Curiously, my opinion of the film has diminished rapidly with age – that age being all of five days. When watching this in the cinema, I thought that this was as good as any of the Craig-era Bonds and tremendously enjoyable, with only one flat spot that attempts to combine exposition with a car-chase, capturing the excitement of the former and the depth of the latter, which I’m sure was the inverse of what they were going for. Still, a small blemish on an otherwise good film. At least, until you consider it in any detail, at which point it starts flying apart.
SPECTRE is making an attempt to tie together all of Bond’s various escapades since the Casino Royale reboot, and does so with a fist composed entirely of ham. I’d have let it go if there was a light touch about it, but the repeated references attempt to hammer home a premise that bears no scrutiny at all, and smacks of desperately trying to retcon a co-ordinated plan where there clearly was none.
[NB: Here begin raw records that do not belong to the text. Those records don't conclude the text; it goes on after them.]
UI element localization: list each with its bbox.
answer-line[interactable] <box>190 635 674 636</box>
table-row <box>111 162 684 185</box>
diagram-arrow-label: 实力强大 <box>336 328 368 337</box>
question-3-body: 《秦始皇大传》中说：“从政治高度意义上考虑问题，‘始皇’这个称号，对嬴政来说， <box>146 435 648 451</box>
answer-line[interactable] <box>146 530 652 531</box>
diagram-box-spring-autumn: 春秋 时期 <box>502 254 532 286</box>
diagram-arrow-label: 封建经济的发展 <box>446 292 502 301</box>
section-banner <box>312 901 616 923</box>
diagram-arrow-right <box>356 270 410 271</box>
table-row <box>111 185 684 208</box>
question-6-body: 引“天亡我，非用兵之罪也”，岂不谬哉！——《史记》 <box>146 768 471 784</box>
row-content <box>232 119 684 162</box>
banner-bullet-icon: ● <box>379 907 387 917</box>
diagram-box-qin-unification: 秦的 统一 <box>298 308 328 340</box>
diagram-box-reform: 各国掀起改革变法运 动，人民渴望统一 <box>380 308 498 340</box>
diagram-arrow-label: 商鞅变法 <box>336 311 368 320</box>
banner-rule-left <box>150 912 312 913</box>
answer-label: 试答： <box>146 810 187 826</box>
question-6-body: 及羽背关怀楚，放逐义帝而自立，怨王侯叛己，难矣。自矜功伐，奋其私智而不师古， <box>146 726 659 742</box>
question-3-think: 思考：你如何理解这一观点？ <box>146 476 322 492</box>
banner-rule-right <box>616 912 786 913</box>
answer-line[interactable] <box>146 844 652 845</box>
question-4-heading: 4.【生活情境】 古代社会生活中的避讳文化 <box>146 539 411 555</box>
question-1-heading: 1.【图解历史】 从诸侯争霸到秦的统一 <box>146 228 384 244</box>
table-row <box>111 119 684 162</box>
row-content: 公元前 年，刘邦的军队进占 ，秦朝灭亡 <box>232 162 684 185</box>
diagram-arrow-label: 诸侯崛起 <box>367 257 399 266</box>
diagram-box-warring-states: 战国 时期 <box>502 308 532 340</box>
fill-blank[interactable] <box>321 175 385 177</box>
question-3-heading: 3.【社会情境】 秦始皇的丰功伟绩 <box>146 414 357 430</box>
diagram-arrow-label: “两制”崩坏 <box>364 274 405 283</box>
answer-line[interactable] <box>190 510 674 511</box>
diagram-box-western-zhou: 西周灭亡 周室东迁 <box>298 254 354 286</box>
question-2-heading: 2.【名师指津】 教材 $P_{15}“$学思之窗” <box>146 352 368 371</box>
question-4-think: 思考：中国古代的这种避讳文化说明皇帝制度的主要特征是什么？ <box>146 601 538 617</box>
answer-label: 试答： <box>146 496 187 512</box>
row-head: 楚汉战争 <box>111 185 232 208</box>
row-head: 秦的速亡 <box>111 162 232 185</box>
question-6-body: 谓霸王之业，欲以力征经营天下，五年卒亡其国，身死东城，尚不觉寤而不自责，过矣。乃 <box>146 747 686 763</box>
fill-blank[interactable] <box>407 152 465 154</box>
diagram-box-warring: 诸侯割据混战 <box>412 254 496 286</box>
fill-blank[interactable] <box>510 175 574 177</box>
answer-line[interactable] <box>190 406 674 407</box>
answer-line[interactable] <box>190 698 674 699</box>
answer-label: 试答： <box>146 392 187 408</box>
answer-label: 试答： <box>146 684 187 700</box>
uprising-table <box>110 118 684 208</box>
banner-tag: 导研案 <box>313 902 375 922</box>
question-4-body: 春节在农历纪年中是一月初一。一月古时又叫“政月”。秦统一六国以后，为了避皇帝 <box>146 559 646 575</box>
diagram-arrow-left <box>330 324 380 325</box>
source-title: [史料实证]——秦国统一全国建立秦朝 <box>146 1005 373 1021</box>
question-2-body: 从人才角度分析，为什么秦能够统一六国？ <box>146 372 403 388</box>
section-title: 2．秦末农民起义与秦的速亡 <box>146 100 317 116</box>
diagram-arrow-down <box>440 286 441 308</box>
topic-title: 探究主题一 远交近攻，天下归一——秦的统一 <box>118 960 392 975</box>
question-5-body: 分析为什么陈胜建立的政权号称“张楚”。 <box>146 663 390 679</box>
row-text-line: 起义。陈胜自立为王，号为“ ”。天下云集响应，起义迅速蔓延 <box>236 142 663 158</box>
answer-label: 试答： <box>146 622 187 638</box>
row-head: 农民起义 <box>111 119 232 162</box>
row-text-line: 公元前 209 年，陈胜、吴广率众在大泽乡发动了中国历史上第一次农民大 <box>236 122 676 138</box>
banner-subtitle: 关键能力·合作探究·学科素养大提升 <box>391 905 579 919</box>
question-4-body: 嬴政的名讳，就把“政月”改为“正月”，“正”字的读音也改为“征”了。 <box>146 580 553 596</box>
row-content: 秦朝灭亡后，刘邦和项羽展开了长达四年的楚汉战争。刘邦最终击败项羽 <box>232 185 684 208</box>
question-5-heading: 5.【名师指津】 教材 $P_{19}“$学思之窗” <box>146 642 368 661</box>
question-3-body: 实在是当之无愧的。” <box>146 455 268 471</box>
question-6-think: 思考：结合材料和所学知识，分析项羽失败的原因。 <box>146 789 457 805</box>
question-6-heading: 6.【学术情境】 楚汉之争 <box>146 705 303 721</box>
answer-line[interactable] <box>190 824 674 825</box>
It’s all a bit Battlestar Galactica-y.
The reason for this, as much as it is building SPECTRE up as a threat that can be returned to for the foreseeable future, is to build up the animosity with Blofeld. For about half of the film, it does a pretty decent job of that, with Waltz flitting between charm, menace and sociopathy. However for the other half he’s Dr Evil from Austin Powers.
There was always the risk of this sort of thing happening with the more recent films moving away from the Bourne-esque “realism”, for want of a better term, and reintroducing the well worn tropes of Bond. We’ve seen glints of it here and there, but it’s allowed well and truly out of its box here and the film is substantially worst for it. It looks very much like a film out of time, which perhaps it could have pulled it off if it wasn’t trying to maintain the same tone as the grittier entries, giving a very confusing and ineffectual tone.
A grave disappointment, all things considered.
What have we learned from this? Well, not a great deal, to be brutally honest, but we round off our discussion with a run-down of our favourite and least favourite Bonds, films, and theme music. And with that, off we go, dancing into the fire. That fatal kiss is all we need.